Better security through math

Statistical databases (SDBs) are collections of data used to gather and analyze information from a variety of sources. The data may come from plant floor computations, sales transactions, customer files, voter registrations, medical records, employee rosters, product inventories, or other compilations of facts and figures.

By Gregory Hale, ISSSource January 31, 2012

Statistical databases (SDBs) are collections of data used to gather and analyze information from a variety of sources. The data may come from plant floor computations, sales transactions, customer files, voter registrations, medical records, employee rosters, product inventories, or other compilations of facts and figures.

Because database security requires multiple processes and controls, it presents huge challenges to organizations. With the computerization of databases in manufacturing, healthcare, forensics, telecommunications, and other fields, ensuring this kind of security has become important and will become even more crucial in the coming years.

Along those lines, there is now a security-control model for statistical databases.

“Providing privacy and confidentiality in SDBs is not a new issue,” said Harout Aydinian of the Bielefeld University in Germany who wrote a paper on the subject with the late Rudolf Ahlswede. “Privacy interests have evolved from the very first census in the United States.
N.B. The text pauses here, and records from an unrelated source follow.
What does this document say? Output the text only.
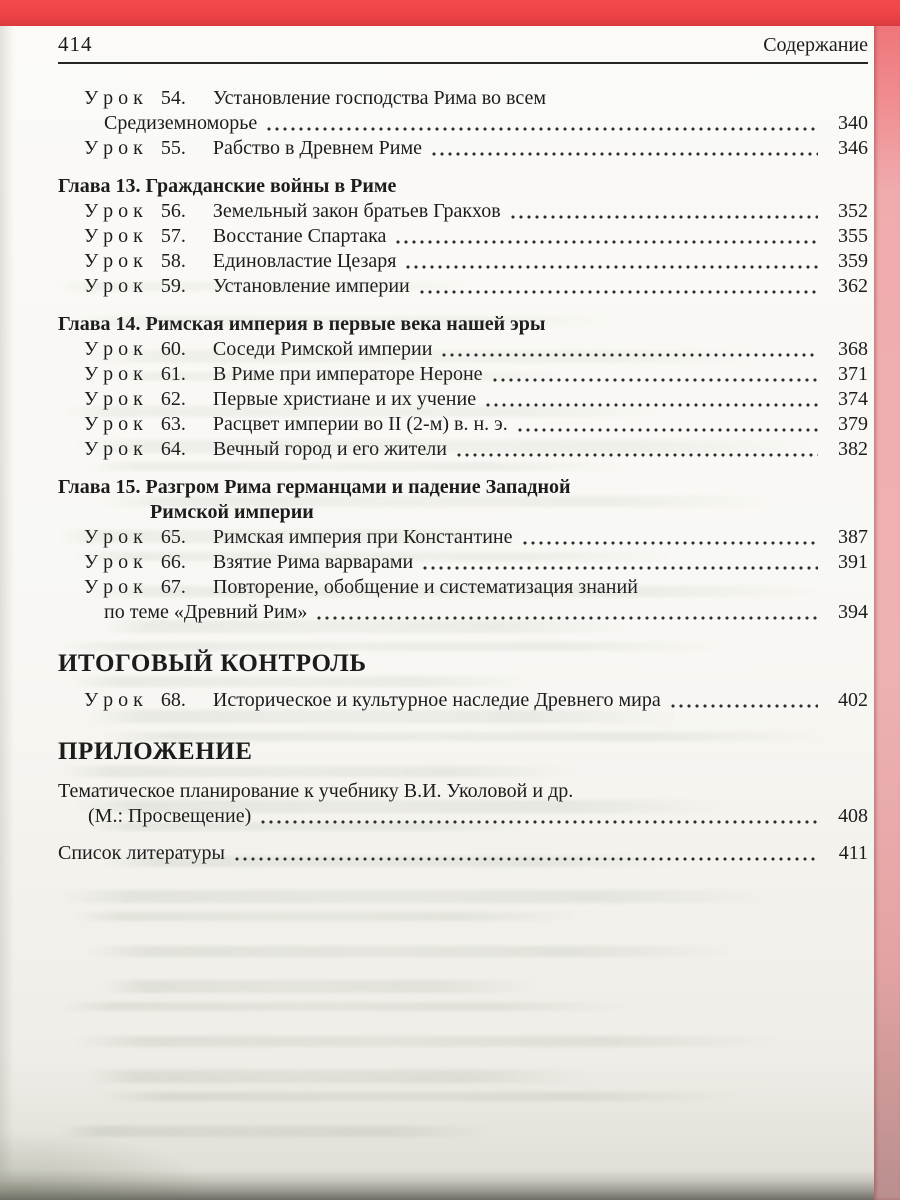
414	Содержание
У р о к 54.	Установление господства Рима во всем
Средиземноморье	340
У р о к 55.	Рабство в Древнем Риме	346
Глава 13. Гражданские войны в Риме
У р о к 56.	Земельный закон братьев Гракхов	352
У р о к 57.	Восстание Спартака	355
У р о к 58.	Единовластие Цезаря	359
У р о к 59.	Установление империи	362
Глава 14. Римская империя в первые века нашей эры
У р о к 60.	Соседи Римской империи	368
У р о к 61.	В Риме при императоре Нероне	371
У р о к 62.	Первые христиане и их учение	374
У р о к 63.	Расцвет империи во II (2-м) в. н. э.	379
У р о к 64.	Вечный город и его жители	382
Глава 15. Разгром Рима германцами и падение Западной
Римской империи
У р о к 65.	Римская империя при Константине	387
У р о к 66.	Взятие Рима варварами	391
У р о к 67.	Повторение, обобщение и систематизация знаний
по теме «Древний Рим»	394
ИТОГОВЫЙ КОНТРОЛЬ
У р о к 68.	Историческое и культурное наследие Древнего мира	402
ПРИЛОЖЕНИЕ
Тематическое планирование к учебнику В.И. Уколовой и др.
(М.: Просвещение)	408
Список литературы	411
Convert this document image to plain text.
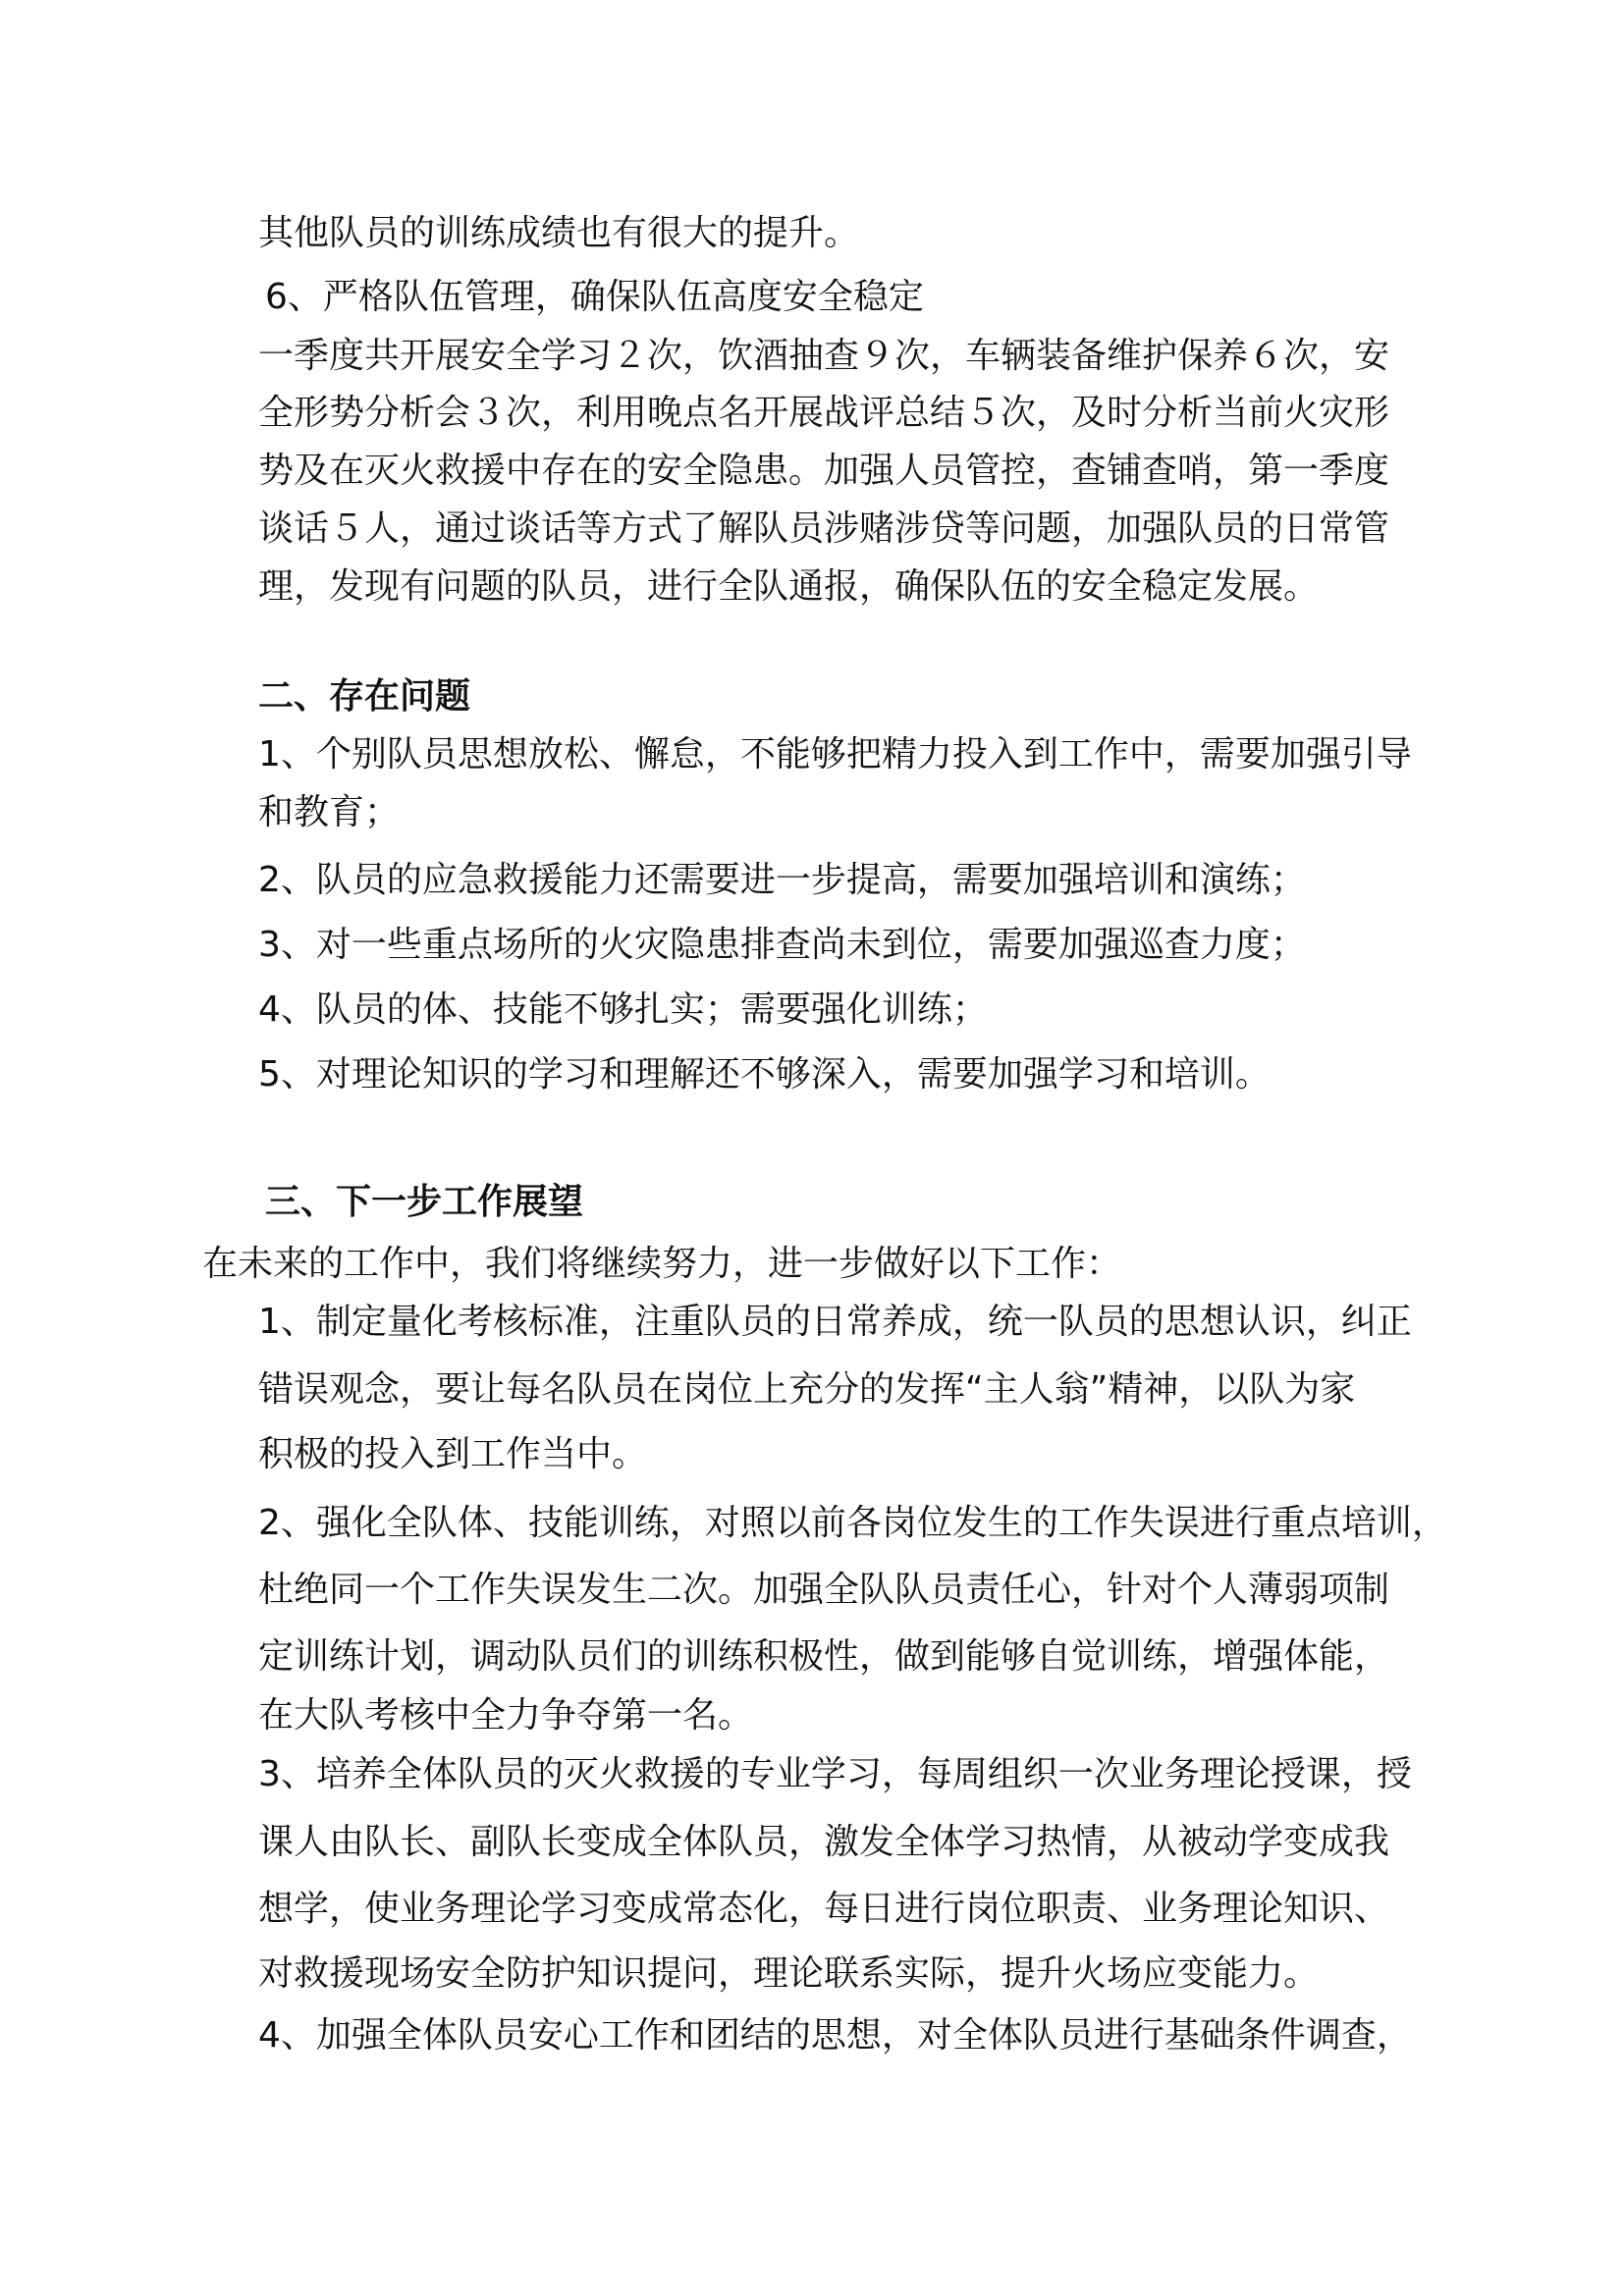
其他队员的训练成绩也有很大的提升。
6、严格队伍管理，确保队伍高度安全稳定
一季度共开展安全学习２次，饮酒抽查９次，车辆装备维护保养６次，安
全形势分析会３次，利用晚点名开展战评总结５次，及时分析当前火灾形
势及在灭火救援中存在的安全隐患。加强人员管控，查铺查哨，第一季度
谈话５人，通过谈话等方式了解队员涉赌涉贷等问题，加强队员的日常管
理，发现有问题的队员，进行全队通报，确保队伍的安全稳定发展。
二、存在问题
1、个别队员思想放松、懈怠，不能够把精力投入到工作中，需要加强引导
和教育；
2、队员的应急救援能力还需要进一步提高，需要加强培训和演练；
3、对一些重点场所的火灾隐患排查尚未到位，需要加强巡查力度；
4、队员的体、技能不够扎实；需要强化训练；
5、对理论知识的学习和理解还不够深入，需要加强学习和培训。
三、下一步工作展望
在未来的工作中，我们将继续努力，进一步做好以下工作：
1、制定量化考核标准，注重队员的日常养成，统一队员的思想认识，纠正
错误观念，要让每名队员在岗位上充分的发挥“主人翁”精神，以队为家
积极的投入到工作当中。
2、强化全队体、技能训练，对照以前各岗位发生的工作失误进行重点培训，
杜绝同一个工作失误发生二次。加强全队队员责任心，针对个人薄弱项制
定训练计划，调动队员们的训练积极性，做到能够自觉训练，增强体能，
在大队考核中全力争夺第一名。
3、培养全体队员的灭火救援的专业学习，每周组织一次业务理论授课，授
课人由队长、副队长变成全体队员，激发全体学习热情，从被动学变成我
想学，使业务理论学习变成常态化，每日进行岗位职责、业务理论知识、
对救援现场安全防护知识提问，理论联系实际，提升火场应变能力。
4、加强全体队员安心工作和团结的思想，对全体队员进行基础条件调查，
Recorded protests until the mid-20th century reflect constitutional issues resulting from the requirement for U.S. residents to provide sensitive personal information. Questions on census forms about diseases, mortgage values, and other items have raised many concerns.”

While such databases are very helpful in aggregating data, there is a risk that confidential information about an individual’s record may end up deliberately compromised.

“Since such data sets also contain sensitive information, such as the disease of an individual, or the salary of an employee, it is necessary to provide security against the disclosure of confidential information,” Aydinian said. “Even in cases where a user has no direct access to sensitive information, sometimes confidential data about an individual can be inferred by correlating enough statistics.”

Typically, statistical databases only accept queries that involve specific statistical functions (such as sum, average, count, min, max, etc.). However, the use of these queries may render databases susceptible to compromise. For instance, it may be possible to infer information about specific individuals by putting together data from a sequence of statistical queries, using prior knowledge of an individual, or through collusion among users.

An SDB is secure if no one can infer protected data from available queries.

“In the literature, many scenarios of compromise and inference control methods have been proposed to protect SDBs,” Aydinian said. “However, to date no one security control method is capable of completely preventing compromise.”

Query restriction is one of several general approaches used for security control. A “query request” retrieves a subset of data from a database that meets a set of conditions. In query restriction, there are limits on the kind and amount of data you can retrieve.

In one type of query restriction method, only certain sums of individual records (called “SUM queries”) that meet a minimum specified size or number, and satisfy a specified set of conditions, are available to users.

“Consider a company with a large number of employees,” Aydinian said. “Suppose that for each member of the company, the sex, age, rank, length of employment, salary etc. is recorded. The salaries of individual employees are confidential. Suppose that only SUM queries are allowed, i.e. the sum of the salaries of the specified people is returned. Then one might pose the query: What is the sum of salaries for males, above 50, and during the last 10 years?”

The researchers provide an optimal collection of SUM queries that prevents compromise of confidential information — such as individual salaries, for instance. A natural solution is to maximize the number of available SUM queries. The authors obtain tight bounds for the maximum number of such queries that return subsets of data without compromising groups of entries.

“Future work in the query-restriction approach includes evaluation of new security-control mechanisms, which are easy to implement and guarantee absolute security,” Aydinian said. “At the same time, it is desirable that these methods satisfy other criteria like richness of available queries, consistency, cost etc. It also seems promising to develop methods combining different security control mechanisms.”